The second dataset, used for developing a known radical corpus, was extracted from Hate speech dataset from a white supremacist forum and converted to CSV format.
from Pinpoint.FeatureExtraction import *
from Pinpoint.RandomForest import *
# Performs feature extraction from the provided Extremist, Counterpoise, and Baseline datasets.
extractor = feature_extraction(violent_words_dataset_location=r"datasets/swears",
baseline_training_dataset_location=r"datasets/far-right/LIWC2015 Results (Storm_Front_Posts).csv")
extractor.MAX_RECORD_SIZE = 250000
extractor.dump_training_data_features(
feature_file_path_to_save_to=r"outputs/training_features.json",
extremist_data_location=r"datasets/far-right/LIWC2015 Results (extreamist-messages.csv).csv",
baseline_data_location=r"datasets/far-right/LIWC2015 Results (non-extreamist-messages.csv).csv")
# Trains a model off the features file created in the previous stage
model = random_forest()
model.RADICAL_LANGUAGE_ENABLED = True
model.BEHAVIOURAL_FEATURES_ENABLED = True
model.PSYCHOLOGICAL_SIGNALS_ENABLED = True
model.train_model(features_file= r"outputs/training_features.json",
force_new_dataset=True, model_location=r"outputs/far-right-baseline.model")

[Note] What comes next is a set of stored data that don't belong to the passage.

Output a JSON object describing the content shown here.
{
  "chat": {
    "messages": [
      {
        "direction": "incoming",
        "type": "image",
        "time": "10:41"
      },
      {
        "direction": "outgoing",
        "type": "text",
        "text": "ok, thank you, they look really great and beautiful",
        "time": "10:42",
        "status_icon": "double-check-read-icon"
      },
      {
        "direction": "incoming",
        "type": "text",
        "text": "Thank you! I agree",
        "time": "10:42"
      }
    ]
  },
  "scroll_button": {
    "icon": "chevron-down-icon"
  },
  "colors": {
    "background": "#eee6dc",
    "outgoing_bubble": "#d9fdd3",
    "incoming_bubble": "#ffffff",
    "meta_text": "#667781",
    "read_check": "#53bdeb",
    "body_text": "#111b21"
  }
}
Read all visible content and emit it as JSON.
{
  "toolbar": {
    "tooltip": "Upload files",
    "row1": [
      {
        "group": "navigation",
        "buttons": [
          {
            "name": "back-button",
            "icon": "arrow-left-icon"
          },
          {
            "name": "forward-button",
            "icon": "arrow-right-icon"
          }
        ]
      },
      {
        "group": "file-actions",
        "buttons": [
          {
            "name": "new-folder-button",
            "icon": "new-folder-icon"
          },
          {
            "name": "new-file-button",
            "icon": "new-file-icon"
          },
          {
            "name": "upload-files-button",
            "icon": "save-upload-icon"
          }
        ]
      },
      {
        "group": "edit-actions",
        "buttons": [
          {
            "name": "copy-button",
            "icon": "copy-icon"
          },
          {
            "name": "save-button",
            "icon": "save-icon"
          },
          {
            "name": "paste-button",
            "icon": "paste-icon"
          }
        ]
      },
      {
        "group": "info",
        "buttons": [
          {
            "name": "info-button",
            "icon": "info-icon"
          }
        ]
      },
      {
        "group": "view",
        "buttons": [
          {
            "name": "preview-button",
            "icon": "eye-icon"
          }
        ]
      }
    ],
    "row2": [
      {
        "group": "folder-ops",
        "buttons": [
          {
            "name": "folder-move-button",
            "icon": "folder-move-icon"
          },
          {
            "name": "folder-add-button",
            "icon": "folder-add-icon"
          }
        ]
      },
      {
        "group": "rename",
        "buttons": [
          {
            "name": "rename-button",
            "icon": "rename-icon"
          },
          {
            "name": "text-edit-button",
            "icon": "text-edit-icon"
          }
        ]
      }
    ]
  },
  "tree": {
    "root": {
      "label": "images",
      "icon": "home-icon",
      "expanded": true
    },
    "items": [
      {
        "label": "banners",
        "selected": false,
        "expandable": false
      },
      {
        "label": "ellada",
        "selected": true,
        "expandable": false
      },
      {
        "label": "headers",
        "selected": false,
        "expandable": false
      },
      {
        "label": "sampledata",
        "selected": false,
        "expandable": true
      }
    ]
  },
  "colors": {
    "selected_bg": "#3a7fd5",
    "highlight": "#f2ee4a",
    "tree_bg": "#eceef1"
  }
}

model.create_model_info_output_file(location_of_output_file="outputs/far-right-baseline-output.txt",
training_data_csv_location=r"outputs/training_features.json.csv")
Once trained and a model created it will be pickled and saved as a re-loadable file in the tooling’s output
directory for future use. In addition to this a text file is also created detailing the specifications and related accuracy scores of the created model - examples of these have been provided in the provided folder.